À force de bouger les lignes, c’est la France qui s’efface
La formule "Il faut bouger les lignes" était à la mode naguère. Le problème est que les lignes se sont estompées dans le brouillard. Nous avions, dans notre pays, plus ou moins une gauche et une droite qui alternaient au pouvoir. Certes, la droite avait toujours des réticences à s'affirmer de droite, elle faisait des manières mais, enfin, elle avait des électeurs. Le troisième larron fatigué d'être accusé de crypto-fascisme avait viré à gauche en délaissant tout conservatisme pour faire de l'euro, plus encore que du migrant, son ennemi mortel.
La semaine qui vient de se dérouler, écrasée sous le poids de deux disparitions, aboutit à ce dimanche où ce qui est, paraît-il, le grand parti de l'opposition va choisir son président et où les Corses vont se donner une majorité nationaliste pour imiter les Catalans. L'orchestration médiatique et la mise en scène officielle ont fait de ces "vies transformées en destins", selon la formule de Malraux, des événements.
Même si la notoriété littéraire de Jean d'Ormesson ou la célébrité de Johnny Hallyday n'ont pas atteint la gloire internationale des écrivains ou des artistes français du passé, les Français tiraient de ces deux personnages une fierté dont manifestement ils ont le plus grand besoin à un moment où ils prennent pour beaucoup conscience du déclin de leur pays.
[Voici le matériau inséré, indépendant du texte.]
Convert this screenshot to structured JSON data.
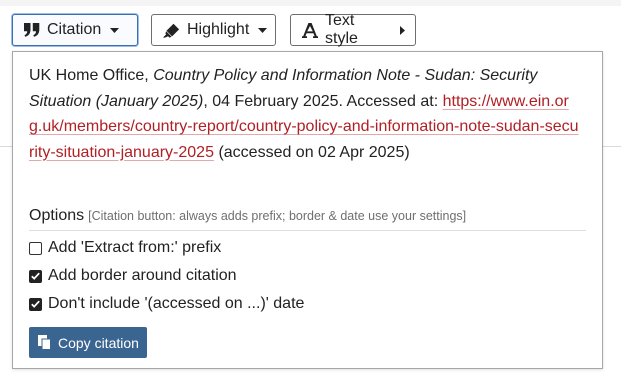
{
  "toolbar": {
    "citation_label": "Citation",
    "highlight_label": "Highlight",
    "textstyle_label": "Text style"
  },
  "citation": {
    "author": "UK Home Office,",
    "title": "Country Policy and Information Note - Sudan: Security Situation (January 2025)",
    "date_sep": ", 04 February 2025. Accessed at:",
    "url": "https://www.ein.org.uk/members/country-report/country-policy-and-information-note-sudan-security-situation-january-2025",
    "accessed": "(accessed on 02 Apr 2025)"
  },
  "options": {
    "heading": "Options",
    "hint": "[Citation button: always adds prefix; border & date use your settings]",
    "items": [
      {
        "label": "Add 'Extract from:' prefix",
        "checked": false
      },
      {
        "label": "Add border around citation",
        "checked": true
      },
      {
        "label": "Don't include '(accessed on ...)' date",
        "checked": true
      }
    ]
  },
  "copy_button": {
    "label": "Copy citation"
  },
  "colors": {
    "link": "#b02025",
    "primary_button": "#3b6591",
    "active_border": "#3a6fb3"
  },
  "icons": [
    "quote-icon",
    "caret-down-icon",
    "highlighter-icon",
    "text-style-icon",
    "caret-right-icon",
    "checkmark-icon",
    "copy-icon"
  ]
}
Que Jean d'Ormesson ait incarné un certain esprit français, celui du XVIIIe siècle par exemple, fait de grâce et de légèreté, ne fait aucun doute. Pour Johnny, au nom d'emprunt aussi importé des États-Unis que son style, c'est plus discutable. Il y a dans ce "héros" national, suivant le mot malencontreux de Macron, un tropisme américain, qui est révélateur, puisque les Français ont tendance à imiter les États-Unis jusqu'à vouloir faire de la France une terre d'immigration et de communautés, ouverte à la diversité.
Mais avant tout, il s'agissait de deux personnages sympathiques, ayant l'un et l'autre le goût communicatif du bonheur, l'un en épicurien esthète, l'autre en hédoniste acharné à la passion de vivre. Enfin, ils avaient tous deux une complicité avec la légèreté - les mauvaises langues diraient la frivolité -, qui est l'une des caractéristiques, paraît-il, de l'esprit national.
La récupération politique des défunts a été opérée avec un réel talent par le locataire de l'Élysée : brillant et long discours académique pour l'un, brève allocution bien démagogique pour l'autre. L'art de Macron consiste toujours à s'adapter à son public, la bourgeoisie cultivée comme le peuple amassé de la Madeleine à la Concorde.
La foule sincèrement émue qui se pressait sur le passage du convoi funéraire était très différente de "l'establishment mondain" qui occupait, pétri de connivences, l'église de la Madeleine. "Les parlementaires couraient au cadavre pour lui emprunter de l'importance", écrivait Barrès lors de la mort de Victor Hugo. Il y avait de cela... Surtout, il y avait de l'entre-soi. Les deux personnalités étaient classées à droite. Quelle aubaine pour un banquier-président qui fait une OPA sur la droite française ! Certes, il s'agissait d'une droite fréquentable : l'un avait rencontré Mitterrand, l'autre assuré des prestations à la Fête de l'Huma. L'Église elle-même, toujours à la recherche de l'air du temps, avait ouvert ses portes toutes grandes au "bad boy" qui portait la croix.
Aujourd'hui, deux votes se déroulent. Le premier doit voir l'élection de Laurent Wauquiez à la tête des Républicains. Mais attention à lui ! Élu à droite, il devra sans cesse se méfier de l'attraction exercée à l'intérieur même du parti par tous ceux qui s'affirmeront eux aussi progressistes, macron-compatibles - opportunistes, en somme. Les Corses voteront aussi et diront que la politique du "continent" les intéresse de moins en moins. Les Français ont raison d'être nostalgiques, parce qu'à force de bouger les lignes, c'est la France qui s'efface.